Defendants furthermore assert that their actions were not the proximate cause of the Beneficiary Plaintiffs’ losses, because “Plaintiffs’ damages were caused by the theft of the trust assets by a third party, someone who took advantage of a personal relationship with Christine Backhouse.”  (Motion, p. 11.)  However, this asserted fact is not alleged in the SAC, which states only that the letter from Backhouse advising the Beneficiary Plaintiffs that the Trusts had suffered losses “suggested that the losses may have been a result of the trust’s assets being looted, stolen, embezzled or otherwise lost” and the Beneficiary Plaintiffs later learned “that the losses may  have been a result of Backhouse’s own breaches of fiduciary duties by negligently entrusting the assets to someone and not properly monitoring them.”  (SAC, ¶ 20.)  Given that the cause of the Trusts’ losses is not clearly alleged in the SAC, the Court cannot determine that the intervening act asserted by Defendants even occurred, let alone that it was not foreseeable to Defendants.  (See Landeros v.

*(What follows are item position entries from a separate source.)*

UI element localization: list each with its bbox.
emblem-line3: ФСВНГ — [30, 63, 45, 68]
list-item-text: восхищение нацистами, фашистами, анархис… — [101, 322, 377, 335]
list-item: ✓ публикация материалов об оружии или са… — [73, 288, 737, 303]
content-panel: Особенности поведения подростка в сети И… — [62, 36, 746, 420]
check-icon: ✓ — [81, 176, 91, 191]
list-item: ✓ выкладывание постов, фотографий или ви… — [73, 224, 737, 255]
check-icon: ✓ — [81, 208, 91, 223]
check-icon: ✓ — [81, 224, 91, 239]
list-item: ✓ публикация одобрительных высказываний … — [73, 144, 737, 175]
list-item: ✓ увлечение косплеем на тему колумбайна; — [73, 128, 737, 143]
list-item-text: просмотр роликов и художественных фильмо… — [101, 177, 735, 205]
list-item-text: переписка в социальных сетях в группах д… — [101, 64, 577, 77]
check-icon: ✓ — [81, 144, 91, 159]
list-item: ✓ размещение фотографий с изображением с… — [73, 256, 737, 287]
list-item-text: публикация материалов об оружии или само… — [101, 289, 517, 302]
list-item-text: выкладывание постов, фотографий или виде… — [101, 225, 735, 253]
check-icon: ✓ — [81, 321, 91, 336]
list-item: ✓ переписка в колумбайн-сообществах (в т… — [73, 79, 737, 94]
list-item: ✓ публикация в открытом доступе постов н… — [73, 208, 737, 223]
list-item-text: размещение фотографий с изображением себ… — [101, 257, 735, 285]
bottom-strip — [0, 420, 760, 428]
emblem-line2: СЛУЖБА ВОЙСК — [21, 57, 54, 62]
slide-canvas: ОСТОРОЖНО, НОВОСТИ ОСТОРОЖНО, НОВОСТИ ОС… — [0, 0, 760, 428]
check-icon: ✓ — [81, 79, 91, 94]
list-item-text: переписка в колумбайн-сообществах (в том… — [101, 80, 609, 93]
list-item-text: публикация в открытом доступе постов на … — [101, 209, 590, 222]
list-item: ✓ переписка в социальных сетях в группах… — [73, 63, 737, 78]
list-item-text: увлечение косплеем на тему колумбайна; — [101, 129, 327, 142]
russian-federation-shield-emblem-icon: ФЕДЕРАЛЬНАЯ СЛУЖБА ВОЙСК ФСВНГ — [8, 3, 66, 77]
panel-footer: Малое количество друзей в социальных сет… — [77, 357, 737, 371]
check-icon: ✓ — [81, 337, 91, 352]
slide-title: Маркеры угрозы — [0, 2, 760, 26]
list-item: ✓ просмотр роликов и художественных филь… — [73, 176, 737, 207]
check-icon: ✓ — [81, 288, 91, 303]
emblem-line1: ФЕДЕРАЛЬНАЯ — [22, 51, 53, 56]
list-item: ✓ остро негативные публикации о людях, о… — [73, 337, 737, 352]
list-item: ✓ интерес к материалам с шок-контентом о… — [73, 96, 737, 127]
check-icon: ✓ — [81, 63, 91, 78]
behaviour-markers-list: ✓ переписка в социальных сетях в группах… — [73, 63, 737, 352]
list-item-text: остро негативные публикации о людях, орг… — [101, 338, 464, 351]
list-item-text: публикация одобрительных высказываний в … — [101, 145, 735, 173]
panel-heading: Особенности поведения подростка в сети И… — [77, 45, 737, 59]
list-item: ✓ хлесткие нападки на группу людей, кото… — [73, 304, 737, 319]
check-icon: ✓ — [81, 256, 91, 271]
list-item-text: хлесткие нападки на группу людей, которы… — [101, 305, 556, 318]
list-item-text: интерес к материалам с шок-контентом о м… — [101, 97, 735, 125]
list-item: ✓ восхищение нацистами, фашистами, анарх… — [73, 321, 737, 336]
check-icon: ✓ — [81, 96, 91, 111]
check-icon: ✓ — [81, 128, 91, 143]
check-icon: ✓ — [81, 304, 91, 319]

Flood (1976) 17 Cal. 3d 399, 411 [an intervening act does not amount to a superseding cause relieving the negligent defendant of liability if it was reasonably foreseeable; foreseeability is generally a question for the jury].)

 

The demurrer to the Beneficiary Plaintiffs’ first and second causes of action is consequently OVERRULED.

 

Demurrer to the Third Cause of Action

 

Plaintiffs’ third cause of action is for recession of contract pursuant to Civil Code section 1689.  (SAC, ¶ 41.)  Through this claim, Plaintiffs seek to rescind the “contract for Backhouse as new trustee”: presumably, the 2009 “Appointment of Successor Trustee by Beneficiaries.”  However, to the extent this document (which was executed only by the Trusts’ beneficiaries) constitutes a contract, Defendants were not a party to it.  Accordingly, they are not proper defendants in an action to rescind the appointment of Backhouse as trustee.  (See Clancy v. Becker-Arbuckle-Wright Corp. (1934) 137 Cal.App. 43, 47 [“appellant was not entitled to a judgment for rescission against one who was not a party to the agreement”].)

 

The demurrer to the third cause of action is consequently SUSTAINED WITH 10 DAYS’ LEAVE TO AMEND on the ground that the third cause of action fails to state a claim against Defendants.